Yes that is the problem. I’m dealing with many TIFF files from the german business and commercial register. In my estimation, DT’s OCR function didn’t work with at least half of the files. DT only recognized and saved the first page of the TIFF. That’s why i use the “convert” command.
Bundesanzeiger? I was looking there, but only cursory. Found only PDFs. Maybe you could pass one of the non-working TIFFs on to the DT developers?
I just checked some TIFF files again (where I think the error occurred last time) and no errors occur now. Could it be, that one of the last updates of macOS or DEVONthink fix that issue?
That’s not related to DT, I think.
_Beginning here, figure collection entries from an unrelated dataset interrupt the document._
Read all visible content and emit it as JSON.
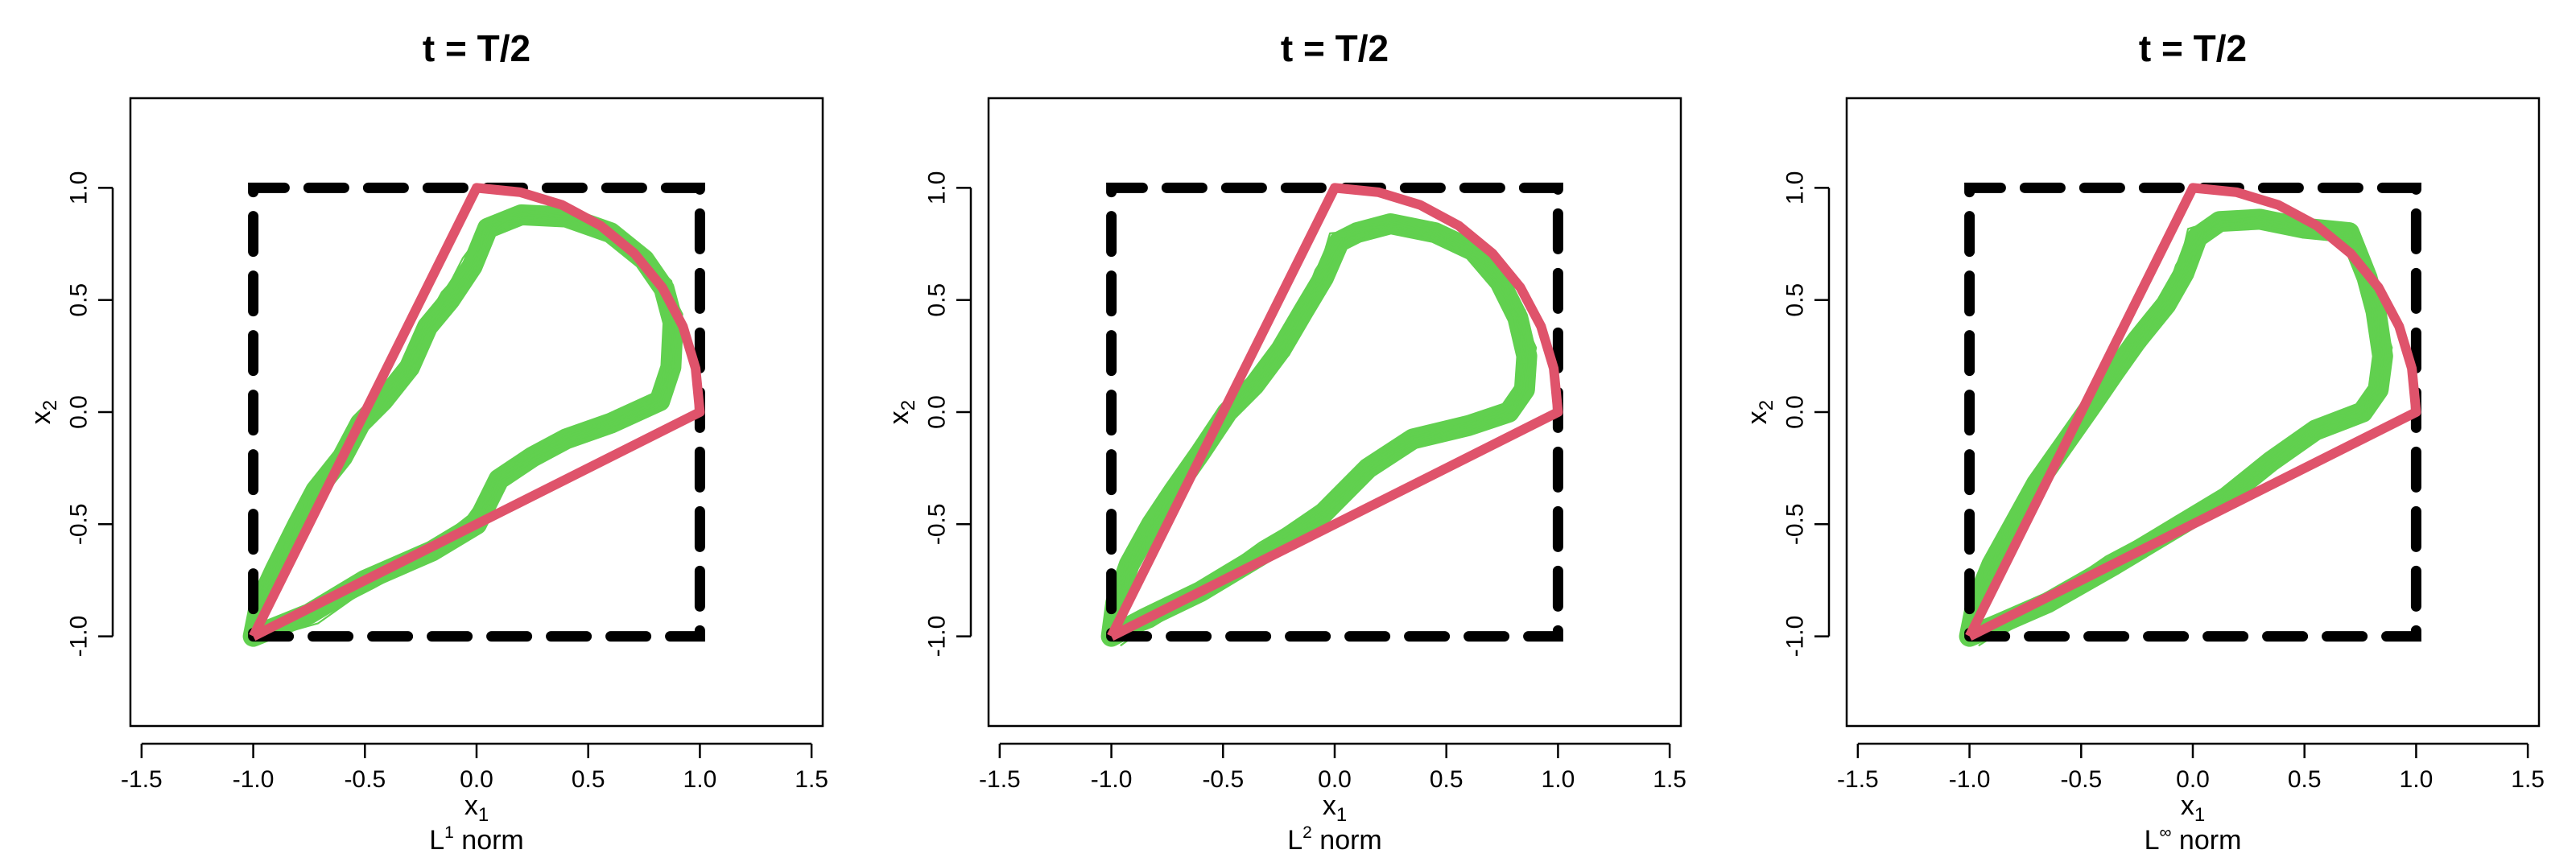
{
  "chart_data": [
    {
      "type": "line",
      "title": "t = T/2",
      "xlabel": "x",
      "xlabel_sub": "1",
      "ylabel": "x",
      "ylabel_sub": "2",
      "norm_label_pre": "L",
      "norm_label_sup": "1",
      "norm_label_post": " norm",
      "xlim": [
        -1.55,
        1.55
      ],
      "ylim": [
        -1.4,
        1.4
      ],
      "xticks": [
        -1.5,
        -1.0,
        -0.5,
        0.0,
        0.5,
        1.0,
        1.5
      ],
      "yticks": [
        -1.0,
        -0.5,
        0.0,
        0.5,
        1.0
      ],
      "xtick_labels": [
        "-1.5",
        "-1.0",
        "-0.5",
        "0.0",
        "0.5",
        "1.0",
        "1.5"
      ],
      "ytick_labels": [
        "-1.0",
        "-0.5",
        "0.0",
        "0.5",
        "1.0"
      ],
      "grid": false,
      "series": [
        {
          "role": "trajectories",
          "color": "#61D04F",
          "points": [
            [
              -1.0,
              -1.0
            ],
            [
              -0.97,
              -0.85
            ],
            [
              -0.9,
              -0.7
            ],
            [
              -0.8,
              -0.5
            ],
            [
              -0.72,
              -0.35
            ],
            [
              -0.6,
              -0.2
            ],
            [
              -0.52,
              -0.05
            ],
            [
              -0.42,
              0.05
            ],
            [
              -0.3,
              0.2
            ],
            [
              -0.22,
              0.38
            ],
            [
              -0.12,
              0.5
            ],
            [
              -0.02,
              0.65
            ],
            [
              0.05,
              0.82
            ],
            [
              0.2,
              0.88
            ],
            [
              0.4,
              0.87
            ],
            [
              0.6,
              0.8
            ],
            [
              0.75,
              0.68
            ],
            [
              0.84,
              0.55
            ],
            [
              0.88,
              0.4
            ],
            [
              0.87,
              0.2
            ],
            [
              0.82,
              0.05
            ],
            [
              0.6,
              -0.05
            ],
            [
              0.4,
              -0.12
            ],
            [
              0.25,
              -0.2
            ],
            [
              0.1,
              -0.3
            ],
            [
              0.0,
              -0.5
            ],
            [
              -0.2,
              -0.62
            ],
            [
              -0.5,
              -0.75
            ],
            [
              -0.75,
              -0.9
            ],
            [
              -1.0,
              -1.0
            ]
          ]
        },
        {
          "role": "boundary",
          "color": "#DF536B",
          "points": [
            [
              -1.0,
              -1.0
            ],
            [
              0.0,
              1.0
            ],
            [
              0.1951,
              0.9808
            ],
            [
              0.3827,
              0.9239
            ],
            [
              0.5556,
              0.8315
            ],
            [
              0.7071,
              0.7071
            ],
            [
              0.8315,
              0.5556
            ],
            [
              0.9239,
              0.3827
            ],
            [
              0.9808,
              0.1951
            ],
            [
              1.0,
              0.0
            ],
            [
              -1.0,
              -1.0
            ]
          ]
        },
        {
          "role": "box",
          "color": "#000000",
          "dash": true,
          "points": [
            [
              -1.0,
              -1.0
            ],
            [
              1.0,
              -1.0
            ],
            [
              1.0,
              1.0
            ],
            [
              -1.0,
              1.0
            ],
            [
              -1.0,
              -1.0
            ]
          ]
        }
      ]
    },
    {
      "type": "line",
      "title": "t = T/2",
      "xlabel": "x",
      "xlabel_sub": "1",
      "ylabel": "x",
      "ylabel_sub": "2",
      "norm_label_pre": "L",
      "norm_label_sup": "2",
      "norm_label_post": " norm",
      "xlim": [
        -1.55,
        1.55
      ],
      "ylim": [
        -1.4,
        1.4
      ],
      "xticks": [
        -1.5,
        -1.0,
        -0.5,
        0.0,
        0.5,
        1.0,
        1.5
      ],
      "yticks": [
        -1.0,
        -0.5,
        0.0,
        0.5,
        1.0
      ],
      "xtick_labels": [
        "-1.5",
        "-1.0",
        "-0.5",
        "0.0",
        "0.5",
        "1.0",
        "1.5"
      ],
      "ytick_labels": [
        "-1.0",
        "-0.5",
        "0.0",
        "0.5",
        "1.0"
      ],
      "grid": false,
      "series": [
        {
          "role": "trajectories",
          "color": "#61D04F",
          "points": [
            [
              -1.0,
              -1.0
            ],
            [
              -0.98,
              -0.85
            ],
            [
              -0.92,
              -0.68
            ],
            [
              -0.82,
              -0.5
            ],
            [
              -0.72,
              -0.35
            ],
            [
              -0.6,
              -0.18
            ],
            [
              -0.48,
              0.0
            ],
            [
              -0.36,
              0.12
            ],
            [
              -0.24,
              0.28
            ],
            [
              -0.14,
              0.45
            ],
            [
              -0.05,
              0.6
            ],
            [
              0.02,
              0.76
            ],
            [
              0.1,
              0.8
            ],
            [
              0.25,
              0.84
            ],
            [
              0.45,
              0.8
            ],
            [
              0.62,
              0.72
            ],
            [
              0.74,
              0.58
            ],
            [
              0.82,
              0.42
            ],
            [
              0.86,
              0.25
            ],
            [
              0.85,
              0.1
            ],
            [
              0.78,
              0.0
            ],
            [
              0.6,
              -0.06
            ],
            [
              0.35,
              -0.12
            ],
            [
              0.15,
              -0.25
            ],
            [
              -0.05,
              -0.45
            ],
            [
              -0.3,
              -0.62
            ],
            [
              -0.6,
              -0.8
            ],
            [
              -0.85,
              -0.92
            ],
            [
              -1.0,
              -1.0
            ]
          ]
        },
        {
          "role": "boundary",
          "color": "#DF536B",
          "points": [
            [
              -1.0,
              -1.0
            ],
            [
              0.0,
              1.0
            ],
            [
              0.1951,
              0.9808
            ],
            [
              0.3827,
              0.9239
            ],
            [
              0.5556,
              0.8315
            ],
            [
              0.7071,
              0.7071
            ],
            [
              0.8315,
              0.5556
            ],
            [
              0.9239,
              0.3827
            ],
            [
              0.9808,
              0.1951
            ],
            [
              1.0,
              0.0
            ],
            [
              -1.0,
              -1.0
            ]
          ]
        },
        {
          "role": "box",
          "color": "#000000",
          "dash": true,
          "points": [
            [
              -1.0,
              -1.0
            ],
            [
              1.0,
              -1.0
            ],
            [
              1.0,
              1.0
            ],
            [
              -1.0,
              1.0
            ],
            [
              -1.0,
              -1.0
            ]
          ]
        }
      ]
    },
    {
      "type": "line",
      "title": "t = T/2",
      "xlabel": "x",
      "xlabel_sub": "1",
      "ylabel": "x",
      "ylabel_sub": "2",
      "norm_label_pre": "L",
      "norm_label_sup": "∞",
      "norm_label_post": " norm",
      "xlim": [
        -1.55,
        1.55
      ],
      "ylim": [
        -1.4,
        1.4
      ],
      "xticks": [
        -1.5,
        -1.0,
        -0.5,
        0.0,
        0.5,
        1.0,
        1.5
      ],
      "yticks": [
        -1.0,
        -0.5,
        0.0,
        0.5,
        1.0
      ],
      "xtick_labels": [
        "-1.5",
        "-1.0",
        "-0.5",
        "0.0",
        "0.5",
        "1.0",
        "1.5"
      ],
      "ytick_labels": [
        "-1.0",
        "-0.5",
        "0.0",
        "0.5",
        "1.0"
      ],
      "grid": false,
      "series": [
        {
          "role": "trajectories",
          "color": "#61D04F",
          "points": [
            [
              -1.0,
              -1.0
            ],
            [
              -0.97,
              -0.85
            ],
            [
              -0.9,
              -0.68
            ],
            [
              -0.8,
              -0.5
            ],
            [
              -0.7,
              -0.32
            ],
            [
              -0.58,
              -0.15
            ],
            [
              -0.46,
              0.02
            ],
            [
              -0.35,
              0.18
            ],
            [
              -0.25,
              0.32
            ],
            [
              -0.12,
              0.48
            ],
            [
              -0.04,
              0.62
            ],
            [
              0.02,
              0.78
            ],
            [
              0.12,
              0.85
            ],
            [
              0.3,
              0.86
            ],
            [
              0.5,
              0.82
            ],
            [
              0.7,
              0.8
            ],
            [
              0.78,
              0.6
            ],
            [
              0.82,
              0.45
            ],
            [
              0.85,
              0.25
            ],
            [
              0.83,
              0.1
            ],
            [
              0.76,
              0.0
            ],
            [
              0.55,
              -0.08
            ],
            [
              0.35,
              -0.22
            ],
            [
              0.15,
              -0.38
            ],
            [
              -0.05,
              -0.5
            ],
            [
              -0.35,
              -0.68
            ],
            [
              -0.65,
              -0.85
            ],
            [
              -0.88,
              -0.95
            ],
            [
              -1.0,
              -1.0
            ]
          ]
        },
        {
          "role": "boundary",
          "color": "#DF536B",
          "points": [
            [
              -1.0,
              -1.0
            ],
            [
              0.0,
              1.0
            ],
            [
              0.1951,
              0.9808
            ],
            [
              0.3827,
              0.9239
            ],
            [
              0.5556,
              0.8315
            ],
            [
              0.7071,
              0.7071
            ],
            [
              0.8315,
              0.5556
            ],
            [
              0.9239,
              0.3827
            ],
            [
              0.9808,
              0.1951
            ],
            [
              1.0,
              0.0
            ],
            [
              -1.0,
              -1.0
            ]
          ]
        },
        {
          "role": "box",
          "color": "#000000",
          "dash": true,
          "points": [
            [
              -1.0,
              -1.0
            ],
            [
              1.0,
              -1.0
            ],
            [
              1.0,
              1.0
            ],
            [
              -1.0,
              1.0
            ],
            [
              -1.0,
              -1.0
            ]
          ]
        }
      ]
    }
  ]
}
Thumbnails are handled by macOS, and if there’s no Quicklook plugin for TIFF, there’s no thumbnail.
Ok, I assumed that the tiff files from the commercial register are corrupted and therefore also displayed in Finder without thumbnails. However, “Preview” can display them. Weird tactics by Apple not to deliver a native tiff QL plugin…
I’ll get back to the error if it comes back to me.
The Thumbnails inspector supports only PDF documents currently.
Curious: is Thumbnails Inspector software from DEVONthink or macOS, or combination?